La nouvelle entité aura une implantation mondiale équilibrée et rentable, avec un portefeuille de marques à la fois emblématiques et très complémentaires, couvrant l’ensemble des segments clés du luxe, du premium et des véhicules particuliers cœur de gamme, en passant par les SUV, les pick-ups et les utilitaires légers. Cette implantation bénéficiera de la force de FCA en Amérique du Nord et en Amérique latine ainsi que de la position solide du groupe PSA en Europe. L’équilibre géographique du nouveau groupe sera nettement renforcé : 46 % de son chiffre d’affaires sera réalisé en Europe, 43 % en Amérique du Nord, sur la base des chiffres agrégés de 2018. La fusion sera une opportunité pour redéfinir la stratégie dans les autres zones. En particulier la Chine où FCA est aujourd’hui totalement absente et où le groupe PSA est en échec pour l’instant.

3,7 milliards d’euros de synergie

Plus des deux tiers des volumes seront concentrés sur deux plateformes, avec environ 3 millions de véhicules par an pour chacune des plateformes small et compact/midsize.

Ces économies liées aux technologies, aux produits et plateformes devraient représenter environ 40 % des 3,7 milliards d’euros de synergies en année pleine, tandis que les achats – résultant essentiellement d’un effet d’échelle et d’un alignement sur le meilleur prix – contribueront eux aussi à hauteur de 40 %. Les 20 % restants proviendront d’autres domaines (marketing, informatique, frais généraux et logistique).

Aucune fermeture d’usine liée à la transaction

Dans leur communiqué, les deux constructeurs annoncent que ces « ces estimations de synergies ne reposent sur aucune fermeture d’usine liée à la transaction ». Ce qui ne veut pas dire que des fermetures d’usine n’auront pas lieu dans l’avenir, notamment en raison de la transition obligatoire vers l’électrique en Europe qui engagera nécessairement des restructurations des outils de production. En attendant, ces économies devraient générer un cash-flow net positif dès la première année et être réalisées à 80 % à la fin de la quatrième année. Le coût exceptionnel de réalisation de ces synergies est estimé à 2,8 milliards d’euros.

L’opérationnel à Carlos Tavares

Le conseil d’administration de la future entité, dont la société mère sera établie au Pays-Bas, sera composé de onze membres, la majorité étant indépendante. Cinq seront nommés par FCA et son actionnaire de référence (dont John Elkann en tant que président) et cinq par le groupe PSA et ses actionnaires de référence (dont l’administrateur référent et le vice-président).
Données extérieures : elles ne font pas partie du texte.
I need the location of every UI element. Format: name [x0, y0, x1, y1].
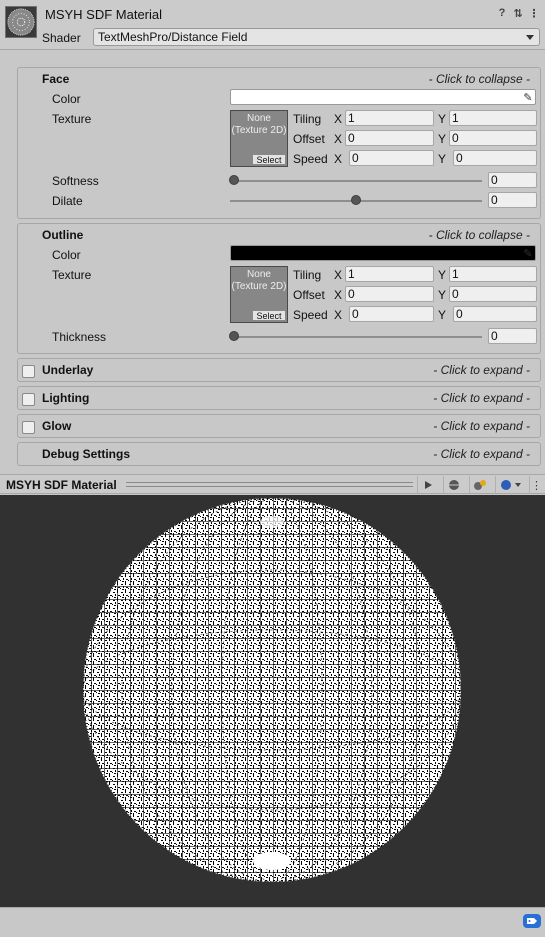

À la réalisation de l’opération, le conseil comprendra deux représentants des salariés de FCA et du groupe PSA. Carlos Tavares occupera la fonction de chief executive officer pour un mandat initial de cinq ans et siègera également au conseil.

Le capital : la famille Agnelli en position dominante

Concernant le capital, la famille Agnelli via Exor devrait contrôler 14 % du capital contre 6 % pour la famille Peugeot à travers sa holding EPF/FFP. Par exception, EPF/FFP sera autorisé à augmenter de 2,5 % sa participation au sein de l’entité combinée (ou 5 % au niveau du groupe PSA), par acquisition d’actions auprès de Bpifrance et/ou DFG et/ou dans le marché. Le constructeur chinois Dongfeng (DFG) aura finalement quant à lui une part de 4,5 % dans la nouvelle entité.

Au final, la réalisation de la fusion devrait intervenir sous douze à quinze mois. Elle est soumise aux conditions de réalisation habituelle, notamment au vote des actionnaires des deux groupes lors de leur assemblée générale extraordinaire respective et au respect des exigences de la réglementation (lois antitrust et autres).